I was a reluctant vegan. There is no doubt about it. I was also a resentful, pissed off, angry vegan. To be honest I was not pleasant to be around. I had a great big “I have to do this” vegan chip on my shoulder. You see I did not have a choice. I was diagnosed with a disease where conventional medicine does not offer much hope in terms of recovery. 1 year after diagnosis, I was onto my 4th Neurologist (I will not use an adjective for this species; if you have nothing nice to say, it is better to say nothing at all). I had twice been put on a medication that I genuinely believed was going to kill me. When I told one Neurologist that I found it difficult to function on the medication he was insisting I go back on, his response was “well you will find it a lot harder to cope when you are in a wheel-chair”. He was a gem.
Then I found George Jelinek and his evidence based, medical based research was to me a no-brainer. So lifestyle change it was. But even though it was the only glimmer of hope I had found in a year (and it was not a glimmer, it was a great big ball of fire type of hope), I was still resentful. All I could think about was my Dacquoise with white chocolate cream, my bacon and egg sandwiches, cheese cake dripping with lemon curd and Burgers so good they made your eyes roll back in your head. Initially I just did not get it. Instead I focussed on what I was going to be missing out on. I saw the rest of my life as an endless buffet of lentils, tofu and bowls of dahl. I was momentarily in hell. It took me some time, possibly another year to lose the resentment and start to actually enjoy the process of eating in a way that was going to guarantee me a long, healthy and happy life. The more I experiment with food, the more I wonder what new recipes I am going to cook, the more I revisit a growing number of vegan favourites, the more I realise that for a while I was possibly nothing short of being a little resentful turd.
I had a bad week with my chickens last week. I was away for work and my mum alerted me to the fact that the gate had been left open. They have a lovely big old shed in the middle of my ramshackle old yard and the back half of the yard is fenced off from the dogs. If that doesn’t make sense, just image a big old overgrown yard with a tin shed in the corner that is usually securely fenced. My chickens have a happy free ranging home. Mum had found Bossy, my big rooster wandering in the front yard and had managed to get him back into the shed, but as my two children were with her she had not wanted to check out the rest of the damage. I was heart-broken and imagined Bossy stumbling about the yard in a Post-traumatised daze and I could not imagine any other survivors. I had 5 hens, 6 toddlers and 3 new babies and I could not think that they had survived Kevin and Rosie unleashed.

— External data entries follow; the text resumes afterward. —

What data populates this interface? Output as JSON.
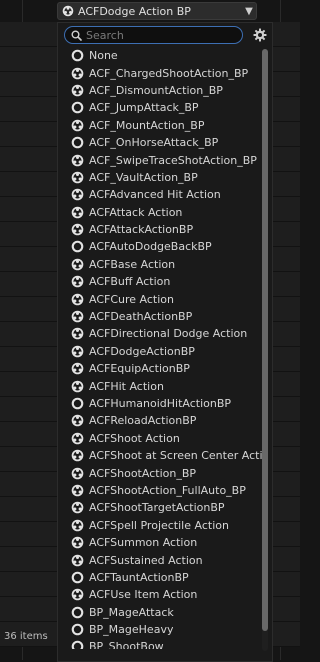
{
  "combo": {
    "selected": "ACFDodge Action BP",
    "icon": "actor-class-icon",
    "dropdown_icon": "chevron-down-icon"
  },
  "search": {
    "placeholder": "Search",
    "value": ""
  },
  "settings_icon": "gear-icon",
  "items": [
    {
      "label": "None",
      "icon": "none-icon"
    },
    {
      "label": "ACF_ChargedShootAction_BP",
      "icon": "actor-class-icon"
    },
    {
      "label": "ACF_DismountAction_BP",
      "icon": "actor-class-icon"
    },
    {
      "label": "ACF_JumpAttack_BP",
      "icon": "object-class-icon"
    },
    {
      "label": "ACF_MountAction_BP",
      "icon": "actor-class-icon"
    },
    {
      "label": "ACF_OnHorseAttack_BP",
      "icon": "object-class-icon"
    },
    {
      "label": "ACF_SwipeTraceShotAction_BP",
      "icon": "actor-class-icon"
    },
    {
      "label": "ACF_VaultAction_BP",
      "icon": "actor-class-icon"
    },
    {
      "label": "ACFAdvanced Hit Action",
      "icon": "actor-class-icon"
    },
    {
      "label": "ACFAttack Action",
      "icon": "actor-class-icon"
    },
    {
      "label": "ACFAttackActionBP",
      "icon": "actor-class-icon"
    },
    {
      "label": "ACFAutoDodgeBackBP",
      "icon": "object-class-icon"
    },
    {
      "label": "ACFBase Action",
      "icon": "actor-class-icon"
    },
    {
      "label": "ACFBuff Action",
      "icon": "actor-class-icon"
    },
    {
      "label": "ACFCure Action",
      "icon": "actor-class-icon"
    },
    {
      "label": "ACFDeathActionBP",
      "icon": "actor-class-icon"
    },
    {
      "label": "ACFDirectional Dodge Action",
      "icon": "actor-class-icon"
    },
    {
      "label": "ACFDodgeActionBP",
      "icon": "actor-class-icon"
    },
    {
      "label": "ACFEquipActionBP",
      "icon": "actor-class-icon"
    },
    {
      "label": "ACFHit Action",
      "icon": "actor-class-icon"
    },
    {
      "label": "ACFHumanoidHitActionBP",
      "icon": "object-class-icon"
    },
    {
      "label": "ACFReloadActionBP",
      "icon": "actor-class-icon"
    },
    {
      "label": "ACFShoot Action",
      "icon": "actor-class-icon"
    },
    {
      "label": "ACFShoot at Screen Center Action",
      "icon": "actor-class-icon"
    },
    {
      "label": "ACFShootAction_BP",
      "icon": "actor-class-icon"
    },
    {
      "label": "ACFShootAction_FullAuto_BP",
      "icon": "actor-class-icon"
    },
    {
      "label": "ACFShootTargetActionBP",
      "icon": "actor-class-icon"
    },
    {
      "label": "ACFSpell Projectile Action",
      "icon": "actor-class-icon"
    },
    {
      "label": "ACFSummon Action",
      "icon": "actor-class-icon"
    },
    {
      "label": "ACFSustained Action",
      "icon": "actor-class-icon"
    },
    {
      "label": "ACFTauntActionBP",
      "icon": "object-class-icon"
    },
    {
      "label": "ACFUse Item Action",
      "icon": "actor-class-icon"
    },
    {
      "label": "BP_MageAttack",
      "icon": "object-class-icon"
    },
    {
      "label": "BP_MageHeavy",
      "icon": "object-class-icon"
    },
    {
      "label": "BP_ShootBow",
      "icon": "object-class-icon"
    }
  ],
  "footer": {
    "count_text": "36 items"
  },
  "colors": {
    "accent": "#3d6fb3",
    "background": "#1a1a1a",
    "text": "#d6d6d6"
  }
}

I did not sleep all night and got up at 6am to drive home. When I got home, one of my hens was dead and 2 of the babies and 1 of the toddlers had gone to a better chicken place. I was so thankful that that was the only damage. But from the look of the coop and the feathers everywhere I was certain that they had been terrorised for several hours and that broke my heart. So I spent the next few mornings with the chooks. Bossy was guarding his brood, the toddlers had lost their mum, but a hen who had lost her tail feathers was valiantly looking after them. They were usually friendly chickens but those first few mornings after the gate episode they appeared more human than I could ever explain. Then I realised something else, for a long time I have included seafood in my diet but I realised looking at Bossy guarding his hens that I could not remember the last time I had eaten seafood. And I had lost the desire. It seems that somehow I had gone from being a reluctant vegan to a vegan full stop.
I am not sure what the tipping point was for me. Perhaps it was a huge help that I am making tastier meals that are a genuine treat to eat rather than a perceived ordeal. Perhaps it was Cecil the Lion and that awful dentist. Perhaps it was Arturo the Polar Bear floundering in an Argentinian Zoo. Or maybe it was realising that I simply love my chickens and their personalities. It could have also been watching “Black Fish” – now whenever seafood crosses my mind I think of Tillikum floundering in captivity and seafood makes me want to cry. It could have been a diagnosis. It could have been lots of things.
I am not sure what it was. But at some stage I become a vegan without a hint of reluctance. 2 1/2 years ago I would never have thought it possible. In fact I have simply gone all Pollyanna about it. It makes me glad.